A second witness, a 20-year-old who asked to remain anonymous for security reasons, told CNN that the explosion knocked her to the ground as she was standing about 20 steps from the gate.
“When I entered, I noticed many of my classmates were covered in blood. She cried as she added, “I learned that the explosion had taken place inside my classroom.”I was shocked at the time. I was merely calling out and looking for my companions. My closest friend, who was 19 and the smartest girl in our class, was not among those I discovered alive, she claimed.
She claimed that her classroom, which is the biggest in the facility, typically holds 500 male and female pupils.
“It’s awful; I’m still in disbelief, and it feels like a nightmare. Many of my closest friends and classmates were slain by it. I don’t want this to be seen as just another news story by the public. I want everyone to be aware of the suffering we are currently experiencing. I am completely heartbroken,” she remarked.

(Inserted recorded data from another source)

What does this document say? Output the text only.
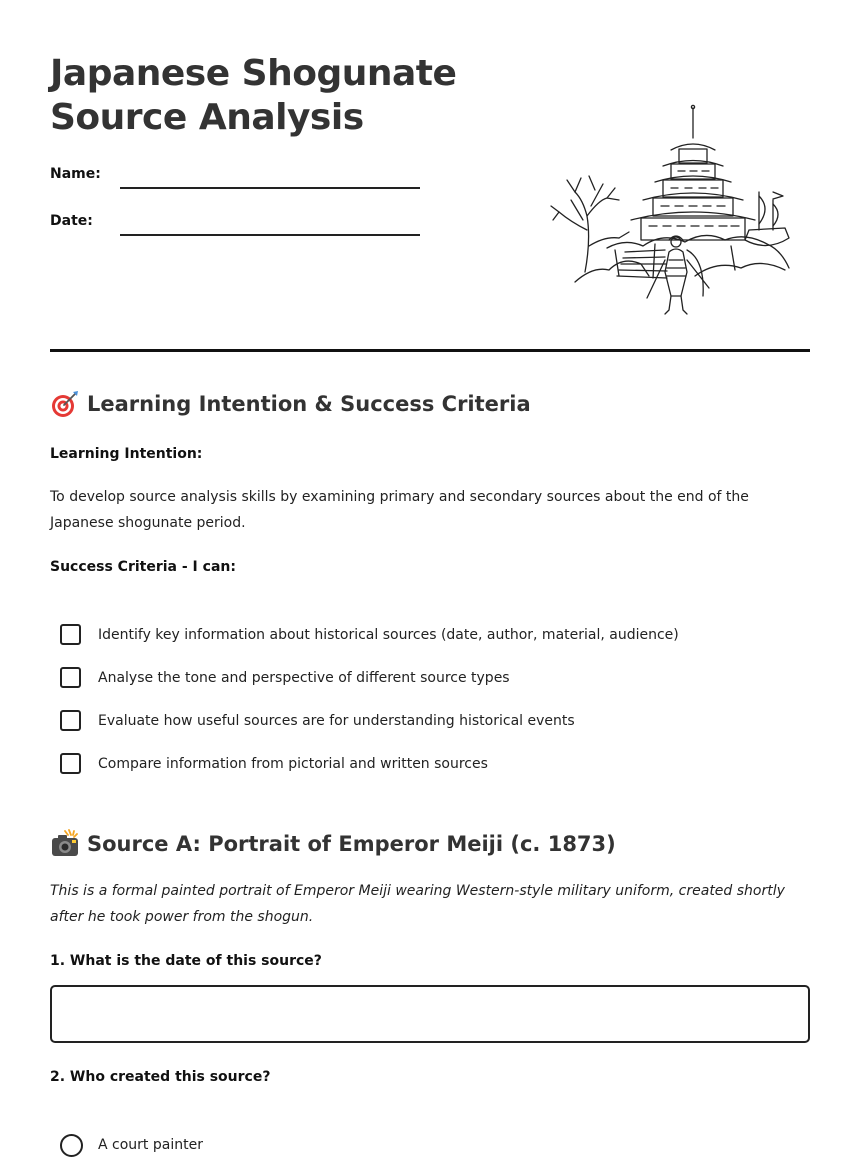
Japanese Shogunate
Source Analysis
Name:
Date:
Learning Intention & Success Criteria
Learning Intention:

To develop source analysis skills by examining primary and secondary sources about the end of the Japanese shogunate period.

Success Criteria - I can:
Identify key information about historical sources (date, author, material, audience)
Analyse the tone and perspective of different source types
Evaluate how useful sources are for understanding historical events
Compare information from pictorial and written sources
Source A: Portrait of Emperor Meiji (c. 1873)

This is a formal painted portrait of Emperor Meiji wearing Western-style military uniform, created shortly after he took power from the shogun.

1. What is the date of this source?
2. Who created this source?
A court painter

In a tweet posted on Friday, Taliban spokesman Zabiullah Mujahid denounced the assault. The attack on the Kaj training center in Kabul’s 13th district is deemed a serious crime by the Islamic Emirate of Afghanistan, which also strongly condemns it and offers its sincere condolences to the families of those killed.
He continued, “Serious steps will be taken to identify and punish the offenders.”
In a tweet on Friday, UNICEF stated that it was “appalled by the heinous attack.”
It stated that “this terrible attack” left dozens of adolescent girls and boys dead and severely injured. Violence inside or outside of educational institutions is never tolerated. Children must be able to learn, socialize with peers, and feel comfortable in these settings while they develop the abilities they will need in the future.
Human Rights Watch
According to Human Rights Watch, the Islamic State of Khorasan Province has claimed responsibility for 13 attacks against the Hazara people and has been implicated in three more, which have left at least 700 people dead or injured.
The study said, “The Taliban authorities have done little to defend these towns against suicide bombs and other unlawful acts or to give essential medical care and other support to victims and their relatives.
Numerous people have died in a series of attacks in Kabul in recent weeks. Two Russian embassy employees were among the six fatalities in a suicide bombing that occurred earlier this month close to the Russian embassy. In August, a mosque explosion that occurred during evening prayers claimed the lives of 21 people and injured 33 others.
As the tragic scenes keep occurring in Kabul, people are waiting for the betterment and justice for the humans out there.